Mr Ablyazov was given political asylum in the UK in 2011, where he was offered protection by London's Metropolitan Police after an attempt on his life. He disappeared last year after failing to turn up at a London court hearing into the BTA case. A High Court judge sentenced him to 22 months in jail for contempt of court, for attempting to hide assets and obstruct the investigation. Kazakh media said he had fled to France.


"Italy's arrest and deportation of Shalabayeva with the couple's daughter has in effect provided two hostages to a repressive dictatorship with a shameful and widely documented record of human rights abuses," an Italian lawyer and spokesman representing the family said in a statement.


Members of Left, Ecology, Freedom – a leftwing opposition party – filed an urgent question in the Italian parliament on Thursday, calling on Angelino Alfano, Italy's interior minister, to explain the deportations and to give assurances of the pair's safety in view of Kazakhstan's "disgraceful" human rights record.


Mr Alfano has not commented in public on the affair. Diplomats have noted that Mr Alfano is the heir apparent to Silvio Berlusconi, leader of the centre-right People of Liberty party who, during his time as prime minister, fostered close relations with Mr Nazarbayev to promote Italy's business interests in Kazakhstan.


A spokesman for Italy's justice ministry said correct procedures were followed in deporting Ms Shalabayeva on May 31, because she was residing illegally in Italy and possessed a fake passport from the Central African Republic.
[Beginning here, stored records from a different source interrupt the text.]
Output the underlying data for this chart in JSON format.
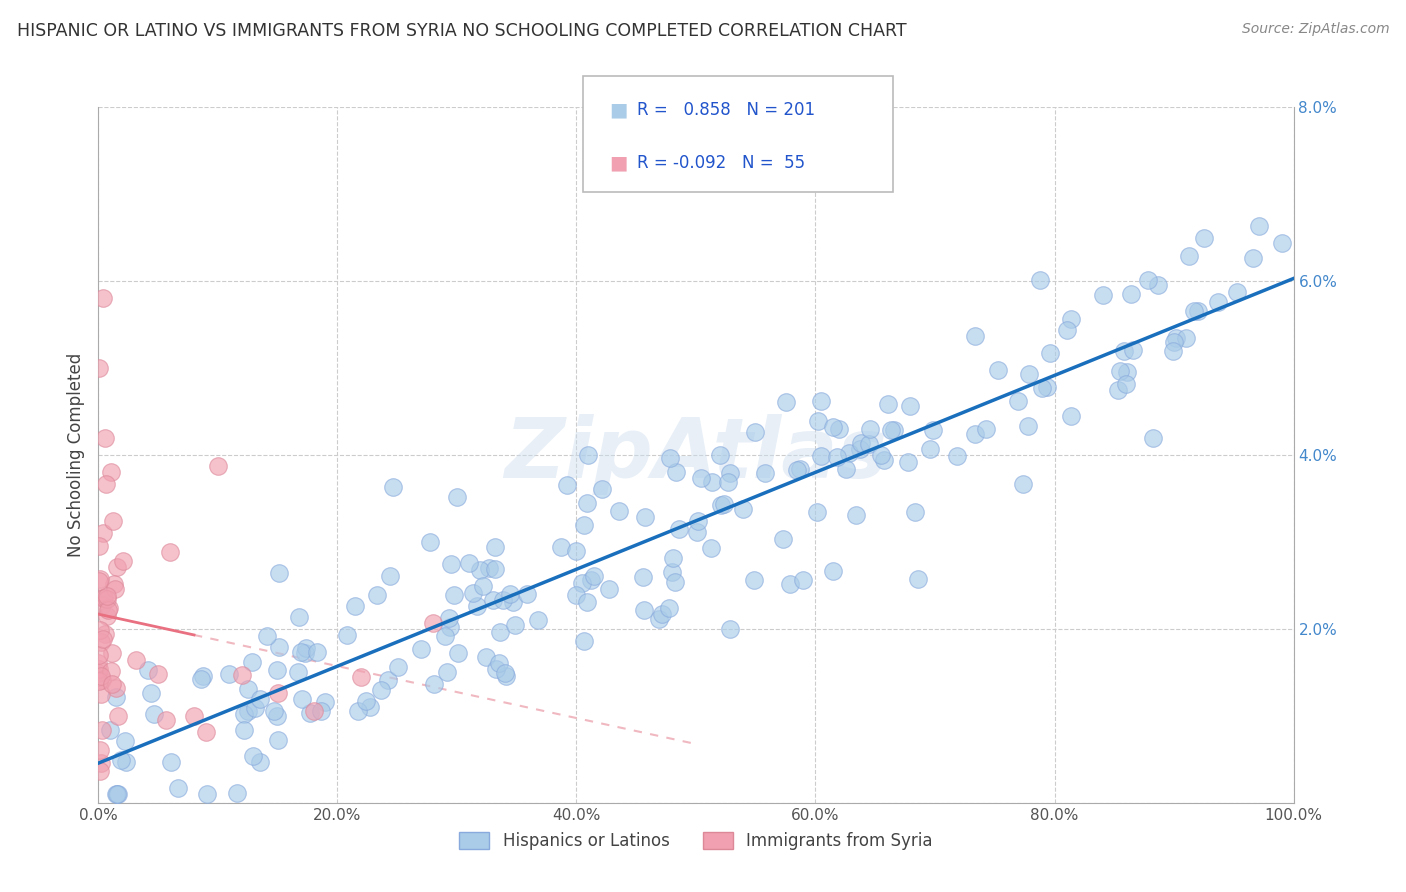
{
  "title": "HISPANIC OR LATINO VS IMMIGRANTS FROM SYRIA NO SCHOOLING COMPLETED CORRELATION CHART",
  "source": "Source: ZipAtlas.com",
  "ylabel": "No Schooling Completed",
  "watermark": "ZipAtlas",
  "blue_R": 0.858,
  "blue_N": 201,
  "pink_R": -0.092,
  "pink_N": 55,
  "blue_color": "#aacce8",
  "pink_color": "#f0a0b0",
  "blue_line_color": "#1a6fbd",
  "pink_line_color": "#e87080",
  "pink_dash_color": "#f0b8c0",
  "background_color": "#ffffff",
  "grid_color": "#cccccc",
  "title_color": "#333333",
  "legend_text_color": "#2255cc",
  "axis_label_color": "#4488cc",
  "xlim": [
    0,
    1
  ],
  "ylim": [
    0,
    0.08
  ],
  "xticks": [
    0,
    0.2,
    0.4,
    0.6,
    0.8,
    1.0
  ],
  "yticks": [
    0,
    0.02,
    0.04,
    0.06,
    0.08
  ],
  "xtick_labels": [
    "0.0%",
    "20.0%",
    "40.0%",
    "60.0%",
    "80.0%",
    "100.0%"
  ],
  "ytick_labels": [
    "",
    "2.0%",
    "4.0%",
    "6.0%",
    "8.0%"
  ],
  "figsize": [
    14.06,
    8.92
  ],
  "dpi": 100
}
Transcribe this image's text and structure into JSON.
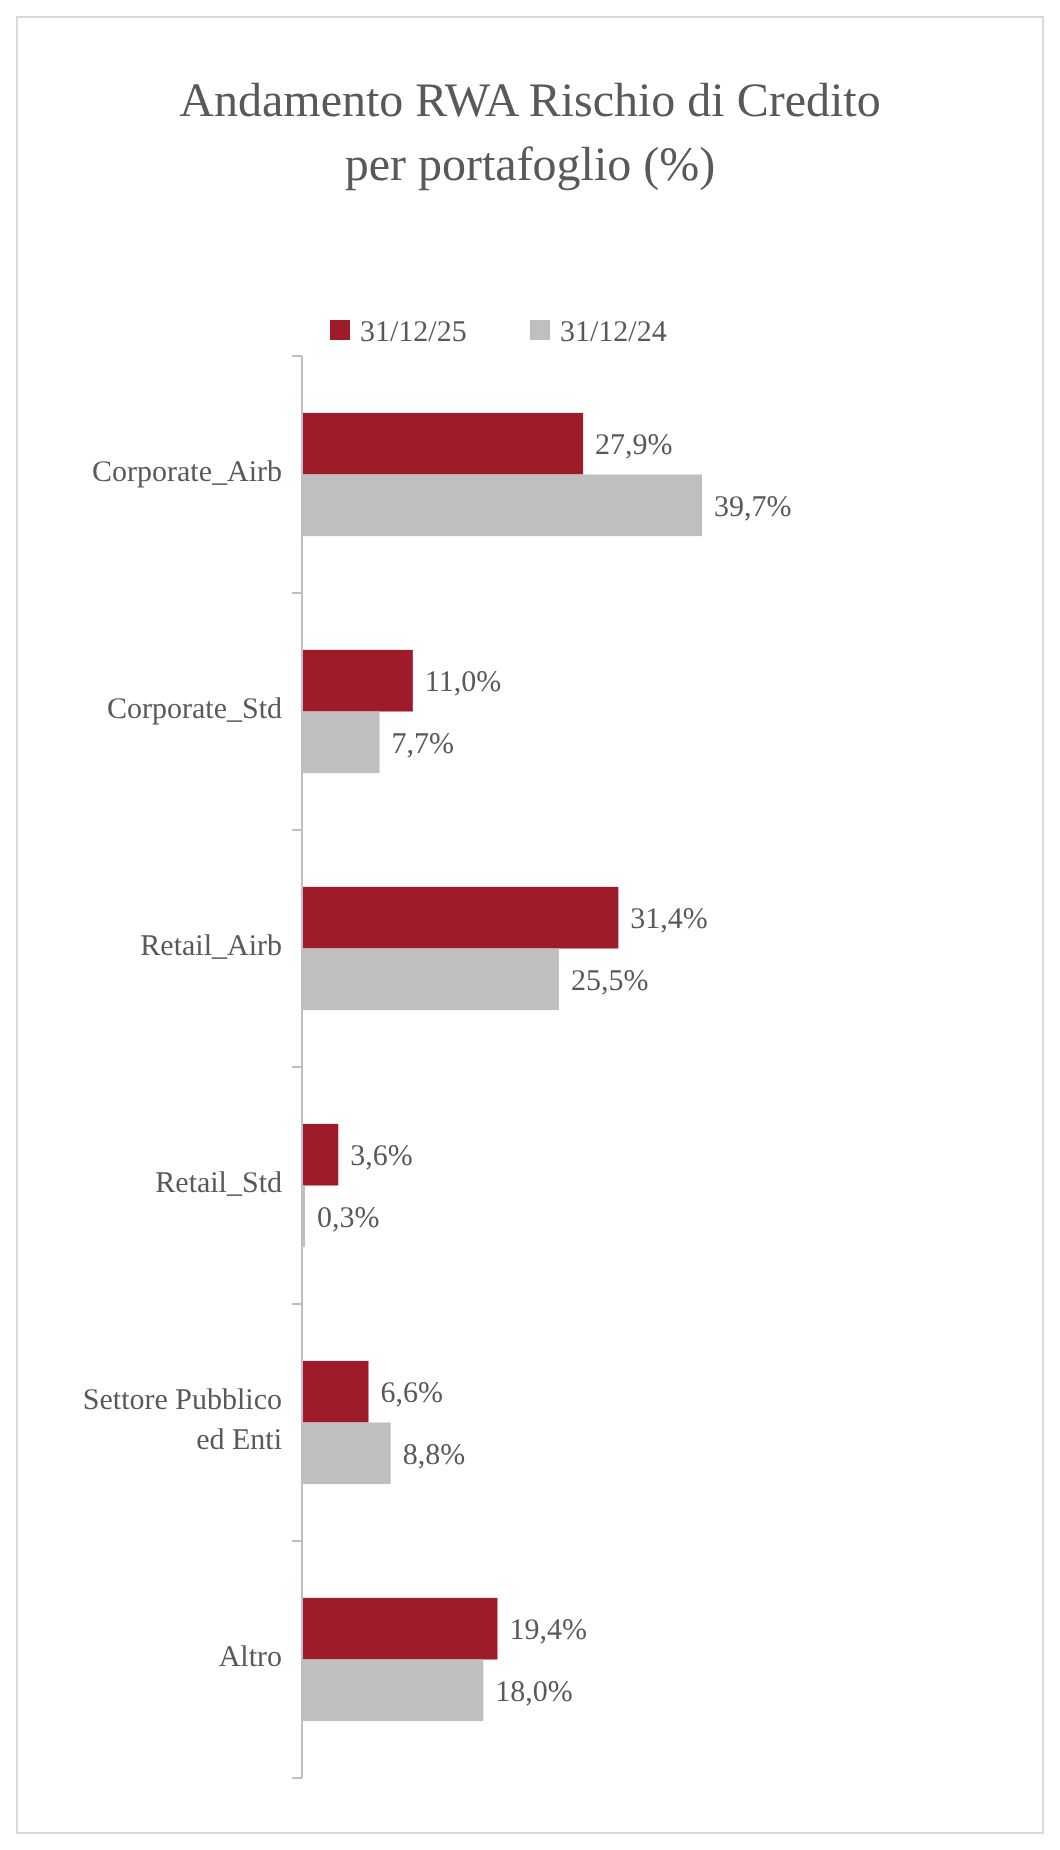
{
  "chart_data": {
    "type": "bar",
    "orientation": "horizontal",
    "title": "Andamento RWA Rischio di Credito per portafoglio (%)",
    "categories": [
      "Corporate_Airb",
      "Corporate_Std",
      "Retail_Airb",
      "Retail_Std",
      "Settore Pubblico ed Enti",
      "Altro"
    ],
    "series": [
      {
        "name": "31/12/25",
        "color": "#9e1b2a",
        "values": [
          27.9,
          11.0,
          31.4,
          3.6,
          6.6,
          19.4
        ],
        "value_labels": [
          "27,9%",
          "11,0%",
          "31,4%",
          "3,6%",
          "6,6%",
          "19,4%"
        ]
      },
      {
        "name": "31/12/24",
        "color": "#bfbfbf",
        "values": [
          39.7,
          7.7,
          25.5,
          0.3,
          8.8,
          18.0
        ],
        "value_labels": [
          "39,7%",
          "7,7%",
          "25,5%",
          "0,3%",
          "8,8%",
          "18,0%"
        ]
      }
    ],
    "tick_labels": "y",
    "legend": "top"
  }
}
Her lawyers have denied this.


The lawyers said: "When Shalabayeva was in detention, her lawyers could not find her, and she was not provided with an interpreter to understand what she was being accused of. Her lawyers were given no chance to stop or even delay the deportation of two people who posed no risk to public safety in Italy."


Mr Ablyazov issued a statement on Saturday from an unknown location accusing President Nazarbayev of ordering the "kidnapping" of his family. "He has now switched from political repression to outright tactics of taking hostages," he said.


Ms Shalabayeva, on arrival in Kazakhstan, was notified that she was under criminal investigation as of May 30, the day after her arrest in Italy, her Italian lawyer said.


Reuters news agency quoted the Kazakh prosecutor-general's office as saying Ms Shalabayeva was under investigation for complicity in the alleged bribing of immigration officials to issue national passports to Mr Ablyazov's relatives. She had given a written undertaking not to leave the city of Almaty and the investigation would "ensure rigorous respect for her rights and freedoms guaranteed by the constitution".